The real performances of ventilation systems on site remains a challenge in practice. One of the most common reasons for complaints by the building occupants is the acoustic discomfort. Mechanical ventilation often produces too high levels of noise, mainly coming from the fans.
Although several good practice recommendations are theoretically known to limit the noise generation by mechanical ventilation systems, the acoustical performance of real ventilation systems on site seems uncontrolled and unexpected.
This paper presents a case study for the optimisation of a mechanical ventilation system in a dwelling. The aim was to identify points of attention for the improvement of both the acoustical and electrical performance of the system in practice.
The noise levels in the dwelling as well as the power input and the flowrates have been measured before and after several steps of optimisation of the ventilation system. The fan and the ductworks remained mainly unchanged.
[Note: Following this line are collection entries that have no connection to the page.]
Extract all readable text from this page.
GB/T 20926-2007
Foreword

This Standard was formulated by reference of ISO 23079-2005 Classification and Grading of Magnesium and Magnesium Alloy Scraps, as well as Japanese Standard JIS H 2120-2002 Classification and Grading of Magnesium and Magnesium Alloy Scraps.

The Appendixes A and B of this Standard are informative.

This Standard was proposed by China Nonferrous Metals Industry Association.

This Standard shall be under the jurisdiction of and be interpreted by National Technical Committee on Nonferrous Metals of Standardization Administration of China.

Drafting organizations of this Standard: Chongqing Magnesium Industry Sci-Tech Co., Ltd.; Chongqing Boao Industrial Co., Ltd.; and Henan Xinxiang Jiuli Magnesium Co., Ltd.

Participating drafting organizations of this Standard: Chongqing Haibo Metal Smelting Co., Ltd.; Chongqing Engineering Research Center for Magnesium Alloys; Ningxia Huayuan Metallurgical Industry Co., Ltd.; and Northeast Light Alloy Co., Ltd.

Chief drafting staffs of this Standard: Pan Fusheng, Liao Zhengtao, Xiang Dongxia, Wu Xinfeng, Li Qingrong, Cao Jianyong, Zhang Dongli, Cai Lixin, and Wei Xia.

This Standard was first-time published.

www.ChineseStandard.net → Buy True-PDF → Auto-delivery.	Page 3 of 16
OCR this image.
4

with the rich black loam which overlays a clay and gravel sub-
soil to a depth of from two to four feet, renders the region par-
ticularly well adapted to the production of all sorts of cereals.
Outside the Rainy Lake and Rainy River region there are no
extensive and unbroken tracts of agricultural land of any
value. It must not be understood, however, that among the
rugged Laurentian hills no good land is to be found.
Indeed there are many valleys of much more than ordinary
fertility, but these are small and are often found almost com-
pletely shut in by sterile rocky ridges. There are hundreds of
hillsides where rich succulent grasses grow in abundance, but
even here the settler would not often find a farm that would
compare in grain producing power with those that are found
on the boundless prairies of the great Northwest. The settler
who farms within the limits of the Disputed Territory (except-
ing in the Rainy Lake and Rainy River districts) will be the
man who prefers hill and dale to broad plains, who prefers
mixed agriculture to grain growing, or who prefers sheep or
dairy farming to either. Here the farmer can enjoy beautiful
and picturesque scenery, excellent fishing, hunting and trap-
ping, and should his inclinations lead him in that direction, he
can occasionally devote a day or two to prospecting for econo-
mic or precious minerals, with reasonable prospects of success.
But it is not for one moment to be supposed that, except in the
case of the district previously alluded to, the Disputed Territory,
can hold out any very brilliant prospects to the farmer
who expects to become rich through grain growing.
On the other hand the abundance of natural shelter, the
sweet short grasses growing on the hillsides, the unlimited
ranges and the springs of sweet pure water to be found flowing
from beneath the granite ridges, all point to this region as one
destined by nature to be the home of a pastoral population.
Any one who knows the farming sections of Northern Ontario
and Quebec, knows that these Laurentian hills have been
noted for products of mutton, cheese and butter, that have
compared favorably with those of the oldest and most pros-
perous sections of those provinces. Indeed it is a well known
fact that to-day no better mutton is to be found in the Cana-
The noise levels measured in the dwelling before the optimisation largely exceeded the requirements of the Belgian standard NBN S 01-400-1, for example 42 dB in the living room against 30 dB required.
After all the optimisation steps, the noise levels as well as the power input of the system significantly decreased. The main sources of improvement have been identified as the removal of acoustical dampers in the duct behind the air terminal devices, the replacement of externally mounted air transfer devices and air terminal devices with lower pressure drops, and better adjustment of the air terminal devices. Adding primary sound attenuator to the part of the ductwork which was not yet equipped allowed to further improve the acoustic performances in the rooms.
This case study demonstrated that large improvements of the acoustical and electrical performances of the mechanical ventilation system were possible with only limited modifications and keeping the fan and the ductwork mainly unchanged.